Jupille (aujourd’hui commune de, pr. et arr. Liège), 10 septembre 1908 − Liège (pr. et arr. Liège), 27 octobre 2001. Employée, militante puis permanente propagandiste de la Jeunesse ouvrière chrétienne féminine, dirigeante des Ligues ouvrières féminines chrétiennes, dirigeante nationale du Mouvement ouvrier chrétien, sœur de Jean Braham.

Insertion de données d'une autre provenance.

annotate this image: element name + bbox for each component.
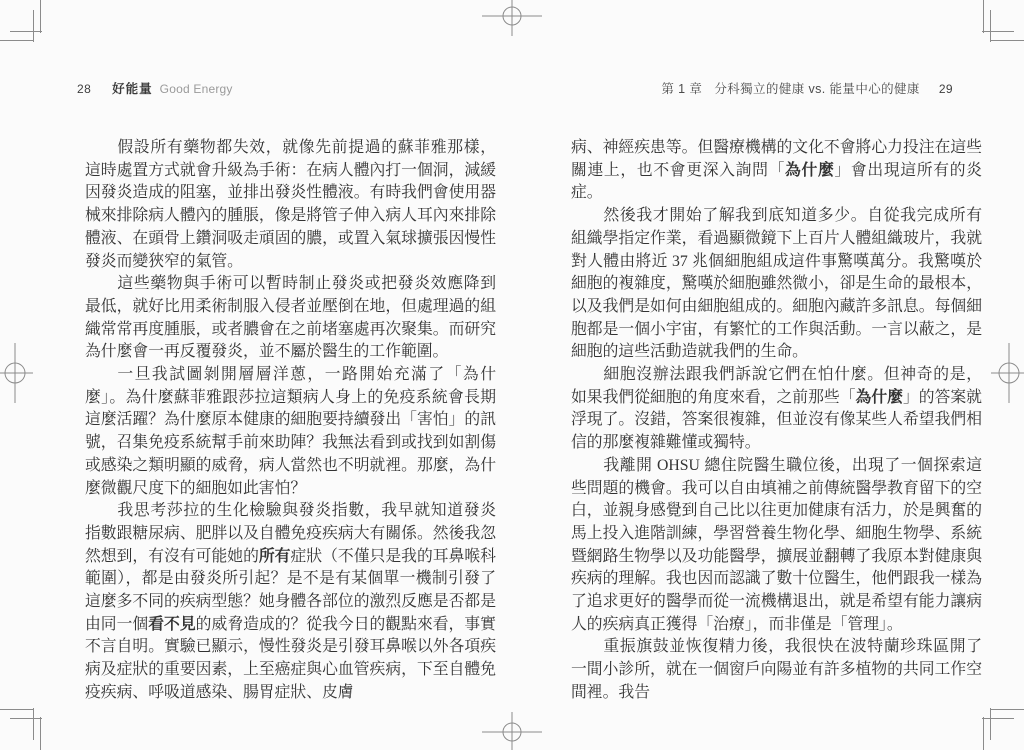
right-running-header: 第 1 章分科獨立的健康 vs. 能量中心的健康29 [661,81,953,97]
emphasis-text: 為什麼 [856,389,903,406]
left-page-text: 假設所有藥物都失效，就像先前提過的蘇菲雅那樣，這時處置方式就會升級為手術：在病人… [85,137,496,705]
body-text: 重振旗鼓並恢復精力後，我很快在波特蘭珍珠區開了一間小診所，就在一個窗戶向陽並有許… [571,638,982,700]
body-text: 假設所有藥物都失效，就像先前提過的蘇菲雅那樣，這時處置方式就會升級為手術：在病人… [85,139,496,270]
emphasis-text: 看不見 [148,616,195,633]
registration-mark-top-center [482,0,542,36]
paragraph: 細胞沒辦法跟我們訴說它們在怕什麼。但神奇的是，如果我們從細胞的角度來看，之前那些… [571,364,982,455]
body-text: 一旦我試圖剝開層層洋蔥，一路開始充滿了「為什麼」。為什麼蘇菲雅跟莎拉這類病人身上… [85,366,496,497]
crop-mark-top-left [0,0,42,42]
paragraph: 病、神經疾患等。但醫療機構的文化不會將心力投注在這些關連上，也不會更深入詢問「為… [571,137,982,205]
right-page-number: 29 [939,82,953,96]
registration-mark-right-center [991,343,1024,403]
left-running-header: 28好能量Good Energy [77,81,233,97]
crop-mark-top-right [982,0,1024,42]
paragraph: 我思考莎拉的生化檢驗與發炎指數，我早就知道發炎指數跟糖尿病、肥胖以及自體免疫疾病… [85,500,496,704]
chapter-title: 分科獨立的健康 vs. 能量中心的健康 [714,82,920,96]
emphasis-text: 為什麼 [785,162,834,179]
body-text: 這些藥物與手術可以暫時制止發炎或把發炎效應降到最低，就好比用柔術制服入侵者並壓倒… [85,275,496,360]
paragraph: 假設所有藥物都失效，就像先前提過的蘇菲雅那樣，這時處置方式就會升級為手術：在病人… [85,137,496,273]
emphasis-text: 所有 [259,548,291,565]
body-text: 然後我才開始了解我到底知道多少。自從我完成所有組織學指定作業，看過顯微鏡下上百片… [571,207,982,360]
paragraph: 重振旗鼓並恢復精力後，我很快在波特蘭珍珠區開了一間小診所，就在一個窗戶向陽並有許… [571,636,982,704]
paragraph: 一旦我試圖剝開層層洋蔥，一路開始充滿了「為什麼」。為什麼蘇菲雅跟莎拉這類病人身上… [85,364,496,500]
right-page-text: 病、神經疾患等。但醫療機構的文化不會將心力投注在這些關連上，也不會更深入詢問「為… [571,137,982,705]
chapter-label: 第 1 章 [661,82,702,96]
registration-mark-bottom-center [482,712,542,750]
book-title-en: Good Energy [160,82,233,96]
body-text: 我離開 OHSU 總住院醫生職位後，出現了一個探索這些問題的機會。我可以自由填補… [571,457,982,633]
book-title-zh: 好能量 [112,82,153,96]
paragraph: 然後我才開始了解我到底知道多少。自從我完成所有組織學指定作業，看過顯微鏡下上百片… [571,205,982,364]
crop-mark-bottom-right [982,708,1024,750]
paragraph: 這些藥物與手術可以暫時制止發炎或把發炎效應降到最低，就好比用柔術制服入侵者並壓倒… [85,273,496,364]
paragraph: 我離開 OHSU 總住院醫生職位後，出現了一個探索這些問題的機會。我可以自由填補… [571,455,982,637]
registration-mark-left-center [0,343,33,403]
crop-mark-bottom-left [0,708,42,750]
left-page-number: 28 [77,82,91,96]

Marie Braham est la fille de Gaspard Braham, né à Herve (pr. Liège, arr. Verviers) en 1879, fabricant de chaussures à domicile pour des entreprises de Herve puis, après son mariage, artisan indépendant, et d’Anne Hertay, fille de Lambert Hertay, métallurgiste à Vaux-sous-Chèvremont (pr. et arr. Liège), née à Chênée (pr. et arr. Liège) le 20 novembre 1883. Aînée de quatre enfants dont Jean, futur dirigeant syndical, Marie Braham suit, après ses études primaires, deux années de cours de niveau moyen chez les Chanoinesses de Saint-Augustin à Jupille, une troisième année d’études « moyennes » chez les Filles de la Croix à Liège et enfin un an de dessin industriel.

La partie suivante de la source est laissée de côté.